Depuis les attaques d’une trentaine de postes de police par des militants pro-Rohingyas le 25 août dernier, les violentes répressions par l’armée birmane ont amené la population rohingya à s’exiler massivement. Les chiffres, qui ne cessent de se gonfler, dévoile une vérité tragique : 400 morts et plus de 125 000 Rohingyas ont fui leur pays pour se rendre au Bangladesh voisin, où ils étaient déjà 400 000, résultat de précédentes vagues de violence. Ils seraient également 20 000 bloqués à la frontière, puisque, face à cet afflux massif qu’il se voyait incapable de gérer, le Bangladesh a fermé cette frontière poreuse.

Les Rohingyas sont une minorité ethnique de confession musulmane, dans un pays à 90% bouddhiste. Considéré comme l’un des peuples les plus persécutés au monde par l’ONU, ils sont considérés par la Birmanie comme des immigrants illégaux. Certain.e.s y habitent pourtant depuis plusieurs générations. C’est en 1982 que ce quelque million de personnes se sont vues échues de leur nationalité birmane : une loi promulguée exigeait aux groupes ethniques de prouver leur présence sur le territoire avant 1823, soit avant la guerre anglo-birmane qui a conduit à la colonisation du pays.

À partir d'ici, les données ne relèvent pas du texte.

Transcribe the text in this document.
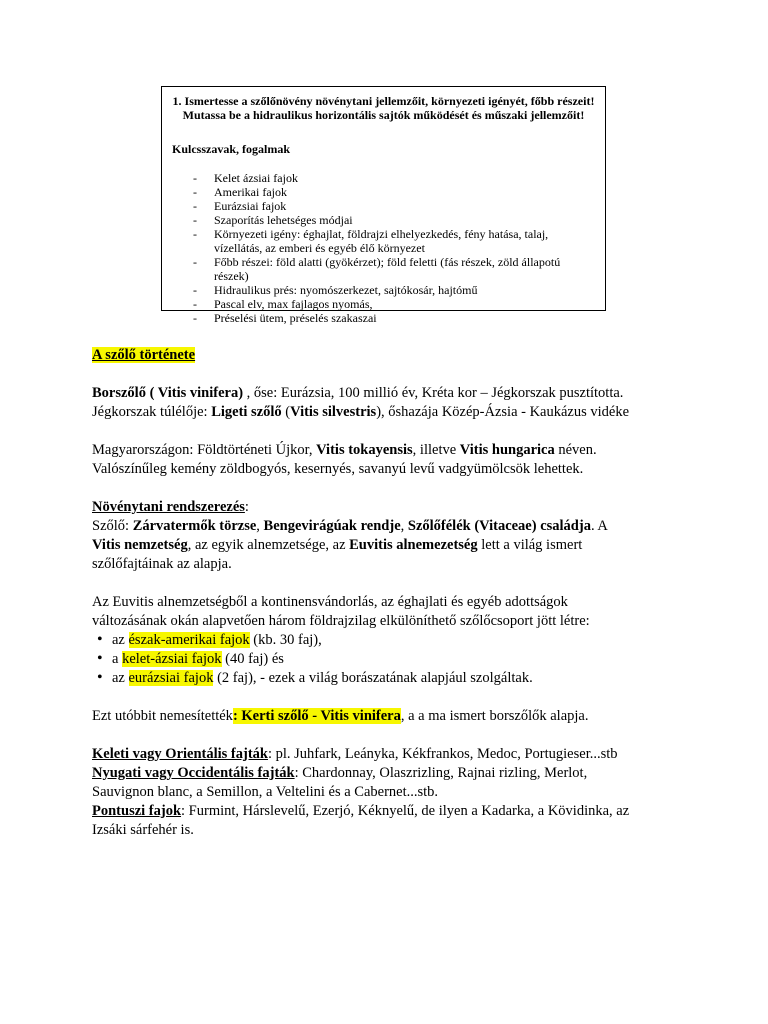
1. Ismertesse a szőlőnövény növénytani jellemzőit, környezeti igényét, főbb részeit!
Mutassa be a hidraulikus horizontális sajtók működését és műszaki jellemzőit!
Kulcsszavak, fogalmak
- Kelet ázsiai fajok
- Amerikai fajok
- Eurázsiai fajok
- Szaporítás lehetséges módjai
- Környezeti igény: éghajlat, földrajzi elhelyezkedés, fény hatása, talaj, vízellátás, az emberi és egyéb élő környezet
- Főbb részei: föld alatti (gyökérzet); föld feletti (fás részek, zöld állapotú részek)
- Hidraulikus prés: nyomószerkezet, sajtókosár, hajtómű
- Pascal elv, max fajlagos nyomás,
- Préselési ütem, préselés szakaszai

A szőlő története

Borszőlő ( Vitis vinifera) , őse: Eurázsia, 100 millió év, Kréta kor – Jégkorszak pusztította.
Jégkorszak túlélője: Ligeti szőlő (Vitis silvestris), őshazája Közép-Ázsia - Kaukázus vidéke

Magyarországon: Földtörténeti Újkor, Vitis tokayensis, illetve Vitis hungarica néven.
Valószínűleg kemény zöldbogyós, kesernyés, savanyú levű vadgyümölcsök lehettek.

Növénytani rendszerezés:
Szőlő: Zárvatermők törzse, Bengevirágúak rendje, Szőlőfélék (Vitaceae) családja. A
Vitis nemzetség, az egyik alnemzetsége, az Euvitis alnemezetség lett a világ ismert
szőlőfajtáinak az alapja.

Az Euvitis alnemzetségből a kontinensvándorlás, az éghajlati és egyéb adottságok
változásának okán alapvetően három földrajzilag elkülöníthető szőlőcsoport jött létre:

• az észak-amerikai fajok (kb. 30 faj),
• a kelet-ázsiai fajok (40 faj) és
• az eurázsiai fajok (2 faj), - ezek a világ borászatának alapjául szolgáltak.

Ezt utóbbit nemesítették: Kerti szőlő - Vitis vinifera, a a ma ismert borszőlők alapja.

Keleti vagy Orientális fajták: pl. Juhfark, Leányka, Kékfrankos, Medoc, Portugieser...stb
Nyugati vagy Occidentális fajták: Chardonnay, Olaszrizling, Rajnai rizling, Merlot,
Sauvignon blanc, a Semillon, a Veltelini és a Cabernet...stb.
Pontuszi fajok: Furmint, Hárslevelű, Ezerjó, Kéknyelű, de ilyen a Kadarka, a Kövidinka, az
Izsáki sárfehér is.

Principalement situés dans l’État d’Arakan, dans le nord-ouest du pays, ces apatrides souffrent de conditions de vie précaires, flirtant avec un apartheid : leur accès à un travail, à l’éducation, aux soins et même à l’alimentation leur est limité. Mais les violations de leurs droits humains ne s’arrêtent pas là : les forces de sécurité birmanes sont accusées de nombreuses violences à l’encontre des Rohingyas : viols systématiques, meurtres et incendies criminels… C’est notamment ce qu’a conclu un rapport du Haut-Commissariat des Nations Unies aux droits de l’homme, publié en février dernier. Dans ce rapport, l’ONU estimait que les exactions de l’armée birmane s’apparentent à des crimes contre l’humanité.

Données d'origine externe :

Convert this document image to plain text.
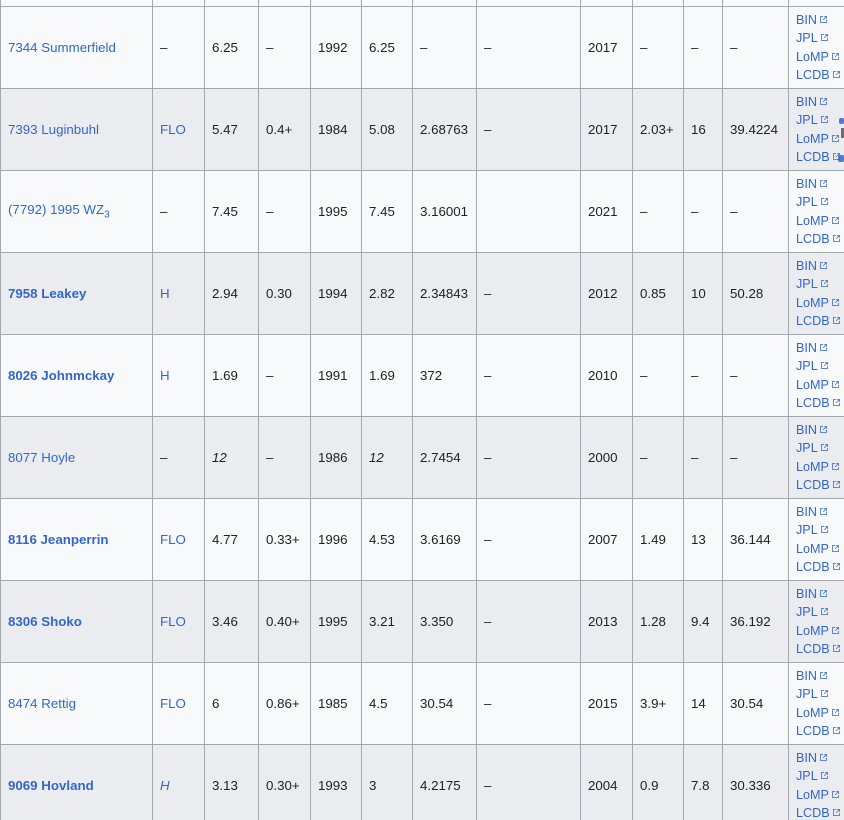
7344 Summerfield	–	6.25	–	1992	6.25	–	–	2017	–	–	–	BIN
JPL
LoMP
LCDB

7393 Luginbuhl	FLO	5.47	0.4+	1984	5.08	2.68763	–	2017	2.03+	16	39.4224	BIN
JPL
LoMP
LCDB

(7792) 1995 $WZ_3$	–	7.45	–	1995	7.45	3.16001		2021	–	–	–	BIN
JPL
LoMP
LCDB

7958 Leakey	H	2.94	0.30	1994	2.82	2.34843	–	2012	0.85	10	50.28	BIN
JPL
LoMP
LCDB

8026 Johnmckay	H	1.69	–	1991	1.69	372	–	2010	–	–	–	BIN
JPL
LoMP
LCDB

8077 Hoyle	–	12	–	1986	12	2.7454	–	2000	–	–	–	BIN
JPL
LoMP
LCDB

8116 Jeanperrin	FLO	4.77	0.33+	1996	4.53	3.6169	–	2007	1.49	13	36.144	BIN
JPL
LoMP
LCDB

8306 Shoko	FLO	3.46	0.40+	1995	3.21	3.350	–	2013	1.28	9.4	36.192	BIN
JPL
LoMP
LCDB

8474 Rettig	FLO	6	0.86+	1985	4.5	30.54	–	2015	3.9+	14	30.54	BIN
JPL
LoMP
LCDB

9069 Hovland	H	3.13	0.30+	1993	3	4.2175	–	2004	0.9	7.8	30.336	BIN
JPL
LoMP
LCDB
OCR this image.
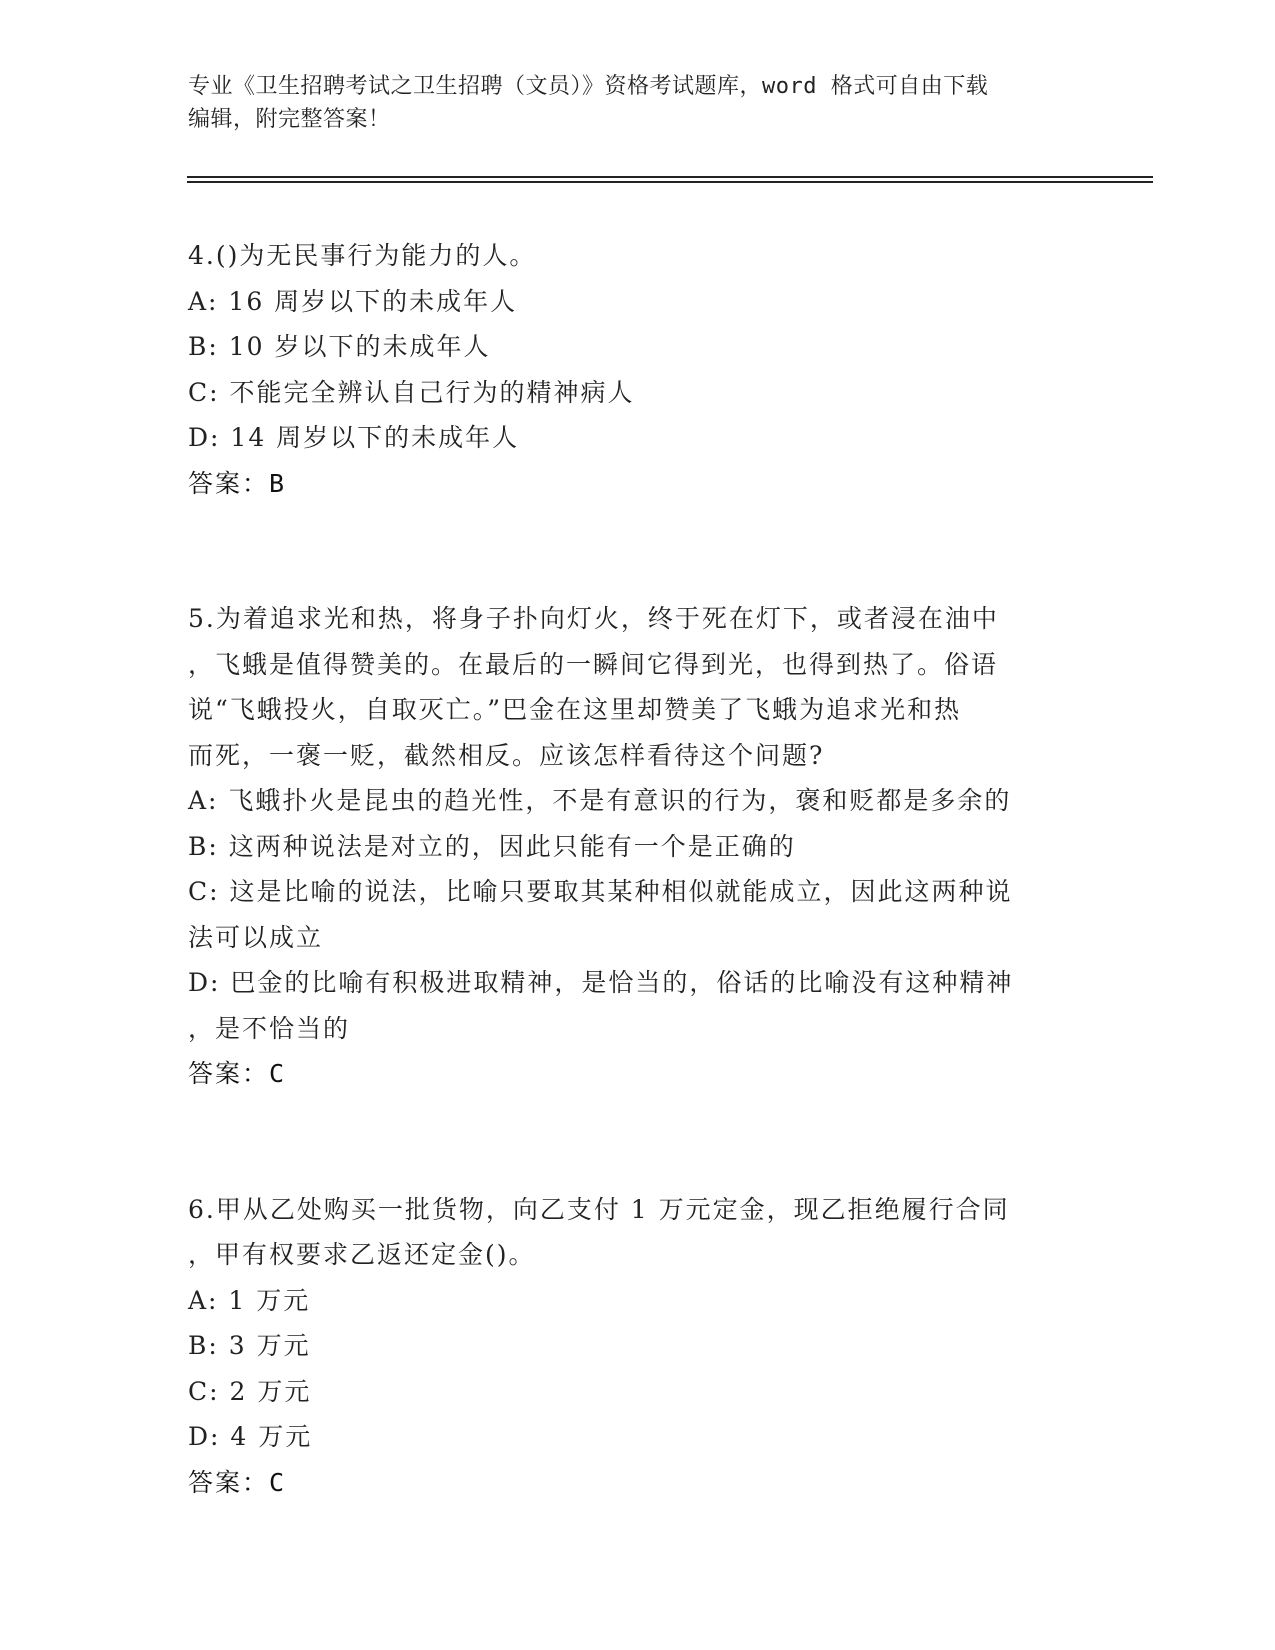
专业《卫生招聘考试之卫生招聘（文员）》资格考试题库，word 格式可自由下载
编辑，附完整答案！
4.()为无民事行为能力的人。
A: 16 周岁以下的未成年人
B: 10 岁以下的未成年人
C: 不能完全辨认自己行为的精神病人
D: 14 周岁以下的未成年人
答案：B
5.为着追求光和热，将身子扑向灯火，终于死在灯下，或者浸在油中
，飞蛾是值得赞美的。在最后的一瞬间它得到光，也得到热了。俗语
说“飞蛾投火，自取灭亡。”巴金在这里却赞美了飞蛾为追求光和热
而死，一褒一贬，截然相反。应该怎样看待这个问题?
A: 飞蛾扑火是昆虫的趋光性，不是有意识的行为，褒和贬都是多余的
B: 这两种说法是对立的，因此只能有一个是正确的
C: 这是比喻的说法，比喻只要取其某种相似就能成立，因此这两种说
法可以成立
D: 巴金的比喻有积极进取精神，是恰当的，俗话的比喻没有这种精神
，是不恰当的
答案：C
6.甲从乙处购买一批货物，向乙支付 1 万元定金，现乙拒绝履行合同
，甲有权要求乙返还定金()。
A: 1 万元
B: 3 万元
C: 2 万元
D: 4 万元
答案：C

Malgré leurs conditions de vie éprouvantes et leur marginalisation, les Rohingyas n’avaient jusqu’à octobre dernier jamais recouru aux armes. Certains insurgés, au nom de l’ARSA (l’Arakan Rohingya Salvation Army), s’en sont alors pris à la police pour, selon eux, protéger leur minorité ethnique contre la persécution des forces de sécurité. La réaction de l’armée ne se fit pas attendre, et une « opération de nettoyage » fut rapidement mise en branle.

Depuis lors, les services d’aide humanitaire ont été suspendus, tout comme les distributions du Programme d’alimentation mondial. 250 000 personnes, déplacées ou vulnérables, seraient affectées par ces suspensions d’après le bureau des Nations-Unies pour la coordination des affaires humanitaires. Inquiétées par ces détériorations, un consortium de seize organisations internationales (dont Oxfam et CARE) présentes dans le pays a publié un communiqué afin de rappeler les principes humanitaires au gouvernement birman.

Celui-ci, et notamment Aung San Suu Kyi, première ministre de fait et ancienne opposante à la dictature militaire, dément tout nettoyage ethnique à l’encontre des Rohingyas et dénonce un « iceberg de désinformation ». Arrivée au pouvoir après cinq décennies de dictature militaire, Aung San Suu Kyi, prix Nobel de la paix en 1991, doit toujours s’accommoder de l’armée birmane, la Tatmadaw, qui est encore très puissante, notamment dans les zones où vivent les minorités ethniques.